In a chamber,a uniform magnetic field of $6.5 \; G$ $(1 \; G = 10^{-4} \; T)$ is maintained. An electron is shot into the field with a speed of $4.8 \times 10^{6} \; m s^{-1}$ normal to the field. The radius of the circular orbit of the electron is $4.2 \; cm$. Obtain the frequency of revolution of the electron in its circular orbit. Does the answer depend on the speed of the electron?
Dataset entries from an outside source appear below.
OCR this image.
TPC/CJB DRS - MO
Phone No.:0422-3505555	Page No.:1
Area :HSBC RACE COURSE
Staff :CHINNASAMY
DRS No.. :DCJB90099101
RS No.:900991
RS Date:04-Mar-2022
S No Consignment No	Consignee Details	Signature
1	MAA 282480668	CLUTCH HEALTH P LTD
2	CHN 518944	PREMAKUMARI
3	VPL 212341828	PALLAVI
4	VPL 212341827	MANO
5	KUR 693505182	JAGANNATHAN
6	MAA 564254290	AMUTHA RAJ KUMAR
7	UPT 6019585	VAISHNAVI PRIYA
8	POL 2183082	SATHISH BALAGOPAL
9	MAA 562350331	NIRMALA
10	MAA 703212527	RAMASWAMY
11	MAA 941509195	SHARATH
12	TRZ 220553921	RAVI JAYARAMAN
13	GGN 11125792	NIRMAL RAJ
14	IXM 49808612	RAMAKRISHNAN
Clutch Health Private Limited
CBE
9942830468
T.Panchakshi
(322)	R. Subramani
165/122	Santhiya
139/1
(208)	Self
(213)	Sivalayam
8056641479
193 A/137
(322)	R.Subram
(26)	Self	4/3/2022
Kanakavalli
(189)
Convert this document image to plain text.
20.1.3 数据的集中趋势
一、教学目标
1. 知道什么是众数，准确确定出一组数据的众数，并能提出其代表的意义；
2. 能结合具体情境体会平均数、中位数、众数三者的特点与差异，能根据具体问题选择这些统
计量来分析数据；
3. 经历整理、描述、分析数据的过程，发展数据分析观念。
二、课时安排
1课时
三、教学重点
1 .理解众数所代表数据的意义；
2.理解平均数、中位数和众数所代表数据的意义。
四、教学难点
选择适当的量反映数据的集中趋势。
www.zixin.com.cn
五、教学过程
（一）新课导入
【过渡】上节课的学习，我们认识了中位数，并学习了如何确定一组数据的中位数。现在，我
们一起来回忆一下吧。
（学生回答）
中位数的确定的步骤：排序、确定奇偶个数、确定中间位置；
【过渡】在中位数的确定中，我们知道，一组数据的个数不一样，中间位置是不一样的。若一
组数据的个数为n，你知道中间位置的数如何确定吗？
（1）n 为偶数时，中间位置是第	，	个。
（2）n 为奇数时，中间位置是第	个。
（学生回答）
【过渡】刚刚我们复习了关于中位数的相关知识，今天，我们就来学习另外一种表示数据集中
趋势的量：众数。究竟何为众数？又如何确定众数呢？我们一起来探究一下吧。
Explain. $(e = 1.6 \times 10^{-19} \; C, m_{e} = 9.1 \times 10^{-31} \; kg)$

(N/A) Magnetic field strength,$B = 6.5 \times 10^{-4} \; T$.
Charge of the electron,$e = 1.6 \times 10^{-19} \; C$.
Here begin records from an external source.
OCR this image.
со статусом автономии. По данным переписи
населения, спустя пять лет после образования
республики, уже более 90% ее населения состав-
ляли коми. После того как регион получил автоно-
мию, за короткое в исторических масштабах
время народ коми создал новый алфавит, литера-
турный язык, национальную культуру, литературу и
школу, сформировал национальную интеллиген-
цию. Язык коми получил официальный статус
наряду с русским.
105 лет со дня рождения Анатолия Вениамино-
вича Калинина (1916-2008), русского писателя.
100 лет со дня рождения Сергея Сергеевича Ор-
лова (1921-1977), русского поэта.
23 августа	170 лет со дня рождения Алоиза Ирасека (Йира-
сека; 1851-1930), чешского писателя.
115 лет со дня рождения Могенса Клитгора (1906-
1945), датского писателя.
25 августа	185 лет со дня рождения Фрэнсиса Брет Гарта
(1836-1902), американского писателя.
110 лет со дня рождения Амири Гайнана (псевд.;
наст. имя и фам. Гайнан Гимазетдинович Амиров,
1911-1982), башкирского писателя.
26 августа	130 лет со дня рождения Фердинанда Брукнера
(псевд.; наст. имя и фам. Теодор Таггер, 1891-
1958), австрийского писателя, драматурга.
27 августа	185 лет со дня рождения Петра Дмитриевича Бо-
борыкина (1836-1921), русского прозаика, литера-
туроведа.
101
Mass of the electron,$m_{e} = 9.1 \times 10^{-31} \; kg$.
Velocity of the electron,$v = 4.8 \times 10^{6} \; m/s$.
Radius of the orbit,$r = 4.2 \; cm = 0.042 \; m$.
The frequency of revolution of the electron is given by $\nu = \frac{\omega}{2\pi}$.
Since the magnetic force provides the centripetal force,$evB = \frac{mv^2}{r}$,which simplifies to $v = \frac{r\omega}{2\pi} = \frac{r(evB/mr)}{2\pi} = \frac{eB}{2\pi m}$.
Substituting the values: $\nu = \frac{6.5 \times 10^{-4} \times 1.6 \times 10^{-19}}{2 \times 3.14 \times 9.1 \times 10^{-31}} \approx 18.2 \times 10^{6} \; Hz = 18 \; MHz$.
Since the expression $\nu = \frac{eB}{2\pi m}$ does not contain the velocity $v$,the frequency is independent of the speed of the electron.